Unresolved Anger

I am old enough to know better than to act on every impulsive idea that comes into my head but sometimes I may say something or do something that I wish I hadn't.

My husband and I were with another couple and had ordered some drinks. I had finished my second vodka gimlet when we sat down to eat. My husband and his friend were verbally going at it and I remember feeling extremely angry with my husband. It seemed like a great idea to me to pour my entire glass of ice water on his head because I was so angry with him. Immediately after I felt so stupid and remorseful and very drunk! Everyone was shocked at what I had done.

I remember feeling so mad. When we got home we went to bed and I was still feeling so angry at him. But here's the thing- I do not know why I felt so angry, only that  I felt that emotion. The next day he asked me why I was so angry and he did not accept my explanation. He contends that I have some built up anger and issues with him that I need to address. I didn't have a clue as to what was bugging me.
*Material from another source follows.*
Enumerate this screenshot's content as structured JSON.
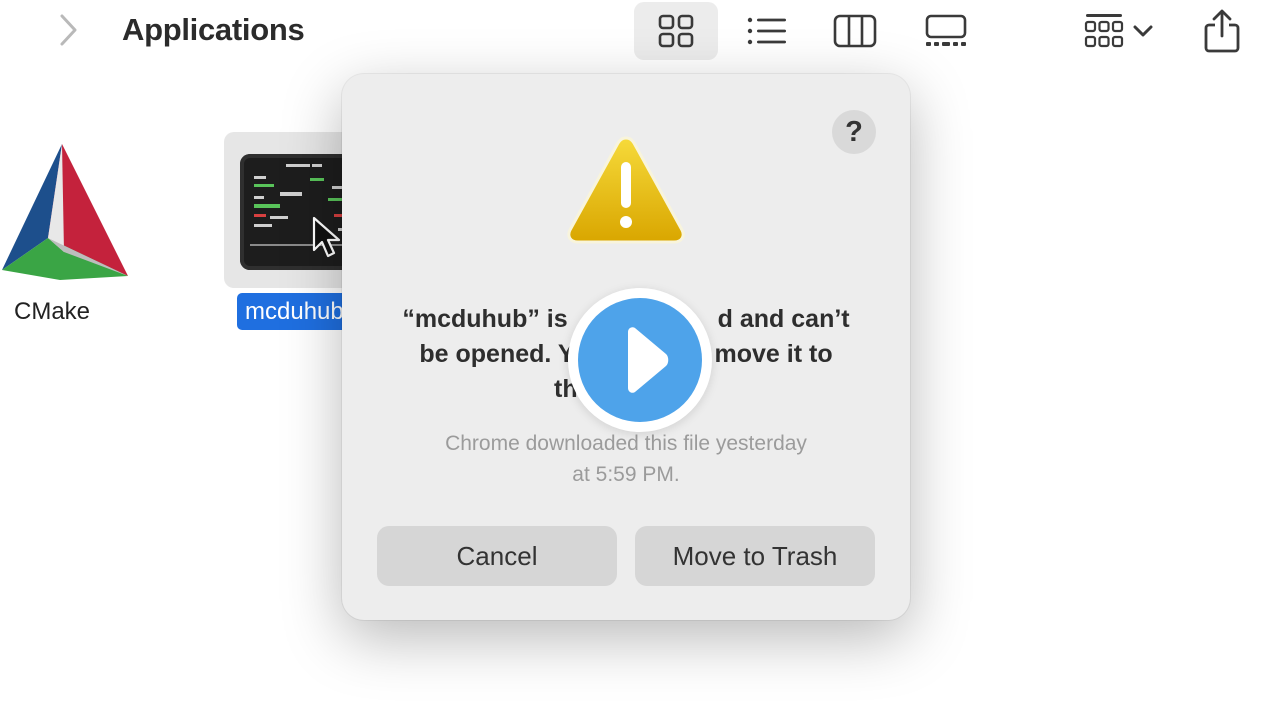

One day I was watching a program about an angry wife on Dr. Phil ( sometimes his shows make sense) and I heard him tell the woman that her anger wasn't about what the husband had done - it was about her unresolved anger from something that happened to her in the past. She had been raped and justice wasn't done. Her anger came from not being able to protect herself from harm and from being vulnerable. Her anger was putting up a wall so that no one could get close enough to her to hurt her again. She was pushing people away and she didn't why. She started to cry and so did I because I had just realized that I do the same thing. I had been molested as a 4 year old child. I never told my parents. It happened 54 years ago but I still have enough anger to be crying right now for my 4 year old self.
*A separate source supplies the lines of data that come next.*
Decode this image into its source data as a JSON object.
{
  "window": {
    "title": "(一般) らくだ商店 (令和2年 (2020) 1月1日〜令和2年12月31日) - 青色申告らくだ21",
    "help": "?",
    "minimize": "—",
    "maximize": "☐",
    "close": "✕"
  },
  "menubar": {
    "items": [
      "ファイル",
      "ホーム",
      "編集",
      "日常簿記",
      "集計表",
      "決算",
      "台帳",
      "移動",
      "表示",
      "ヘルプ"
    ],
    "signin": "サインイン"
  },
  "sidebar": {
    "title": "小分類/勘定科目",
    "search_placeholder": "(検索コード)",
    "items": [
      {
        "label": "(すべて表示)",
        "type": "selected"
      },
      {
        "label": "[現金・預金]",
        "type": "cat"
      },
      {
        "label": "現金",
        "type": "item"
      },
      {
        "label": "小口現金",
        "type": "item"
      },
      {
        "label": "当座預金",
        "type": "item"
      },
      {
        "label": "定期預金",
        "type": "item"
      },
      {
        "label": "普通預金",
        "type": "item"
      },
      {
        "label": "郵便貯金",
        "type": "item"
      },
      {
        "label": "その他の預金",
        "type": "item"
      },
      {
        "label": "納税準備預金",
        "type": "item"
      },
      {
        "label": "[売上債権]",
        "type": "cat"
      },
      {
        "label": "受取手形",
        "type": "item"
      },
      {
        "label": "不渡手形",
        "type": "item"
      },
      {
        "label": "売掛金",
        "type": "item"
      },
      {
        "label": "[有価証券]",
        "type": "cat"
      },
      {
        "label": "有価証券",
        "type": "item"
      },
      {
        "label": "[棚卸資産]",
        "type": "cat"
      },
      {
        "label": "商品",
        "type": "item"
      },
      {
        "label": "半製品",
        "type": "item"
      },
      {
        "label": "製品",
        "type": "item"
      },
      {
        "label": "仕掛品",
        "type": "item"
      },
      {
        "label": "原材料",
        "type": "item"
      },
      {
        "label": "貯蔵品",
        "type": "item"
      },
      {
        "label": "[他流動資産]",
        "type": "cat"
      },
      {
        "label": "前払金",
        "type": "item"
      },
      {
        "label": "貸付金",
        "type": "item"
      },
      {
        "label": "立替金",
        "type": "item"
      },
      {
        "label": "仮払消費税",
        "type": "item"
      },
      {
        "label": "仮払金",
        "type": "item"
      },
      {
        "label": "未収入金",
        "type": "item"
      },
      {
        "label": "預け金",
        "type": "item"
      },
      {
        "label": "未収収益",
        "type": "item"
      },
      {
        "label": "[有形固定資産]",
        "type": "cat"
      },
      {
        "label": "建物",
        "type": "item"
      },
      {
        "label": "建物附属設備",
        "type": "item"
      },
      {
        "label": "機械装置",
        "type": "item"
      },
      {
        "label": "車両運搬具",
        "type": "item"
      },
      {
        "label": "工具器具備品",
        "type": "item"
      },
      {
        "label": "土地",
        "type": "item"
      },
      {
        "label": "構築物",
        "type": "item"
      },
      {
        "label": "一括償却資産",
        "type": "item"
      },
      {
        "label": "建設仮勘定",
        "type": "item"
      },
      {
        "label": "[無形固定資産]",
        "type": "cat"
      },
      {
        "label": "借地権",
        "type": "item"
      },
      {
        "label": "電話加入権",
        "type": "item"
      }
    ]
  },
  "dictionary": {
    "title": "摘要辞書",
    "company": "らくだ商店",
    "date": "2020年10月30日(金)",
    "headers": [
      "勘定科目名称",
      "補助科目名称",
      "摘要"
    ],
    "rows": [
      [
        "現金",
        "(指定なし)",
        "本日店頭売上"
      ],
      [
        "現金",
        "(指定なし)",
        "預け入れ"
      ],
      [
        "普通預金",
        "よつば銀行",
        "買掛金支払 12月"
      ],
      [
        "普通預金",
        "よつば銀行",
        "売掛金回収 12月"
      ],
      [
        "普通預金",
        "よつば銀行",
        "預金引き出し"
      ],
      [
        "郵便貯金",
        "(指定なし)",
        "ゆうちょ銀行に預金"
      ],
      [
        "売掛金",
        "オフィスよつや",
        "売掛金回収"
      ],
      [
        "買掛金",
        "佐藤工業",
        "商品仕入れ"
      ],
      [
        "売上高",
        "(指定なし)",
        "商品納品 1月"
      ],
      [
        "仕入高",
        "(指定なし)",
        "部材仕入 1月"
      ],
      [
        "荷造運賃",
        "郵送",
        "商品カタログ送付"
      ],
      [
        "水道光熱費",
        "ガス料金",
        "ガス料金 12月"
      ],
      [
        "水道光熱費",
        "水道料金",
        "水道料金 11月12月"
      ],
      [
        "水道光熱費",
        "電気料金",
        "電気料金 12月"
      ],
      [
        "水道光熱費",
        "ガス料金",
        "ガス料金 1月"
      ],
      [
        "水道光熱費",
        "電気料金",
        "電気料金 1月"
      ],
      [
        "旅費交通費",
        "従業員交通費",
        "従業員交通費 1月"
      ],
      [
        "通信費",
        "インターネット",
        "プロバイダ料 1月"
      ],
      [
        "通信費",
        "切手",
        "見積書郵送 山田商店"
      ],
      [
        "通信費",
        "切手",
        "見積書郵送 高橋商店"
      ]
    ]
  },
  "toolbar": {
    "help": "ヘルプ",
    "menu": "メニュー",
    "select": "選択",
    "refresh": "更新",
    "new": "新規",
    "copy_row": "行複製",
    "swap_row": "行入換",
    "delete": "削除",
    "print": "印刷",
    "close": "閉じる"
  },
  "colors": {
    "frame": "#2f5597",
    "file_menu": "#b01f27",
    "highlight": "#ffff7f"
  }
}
We lived in an apt. building in the Bronx. The super had a cat that had some kittens. I remember my mother sending me down to the basement to see them. I am kind of vague on the kittens but I remember him. Not his face, just his slightly brown penis. That is what I see and I know he fondled me. When I went  back upstairs to my apt. my next memory is my mother and older sister both washing my hands and face and telling me I must have been allergic to the kittens because I was so red.

Five years later, when I was 9 years old I discovered if I rubbed my bathrobe on my private parts the buttons on the robe tickled me. I hmust have had an ****** and out of that feeling I remembered being molested and I remembered something else. I heard a small girl's voice, my voice saying "do it again". And I remembered him telling me not to tell anyone and to come back again. How did he do that to a little girl? Why did I like it? What was wrong with me? I am bad. That is what I thought. I must be a bad person to have liked it. Now I am old enough to know better.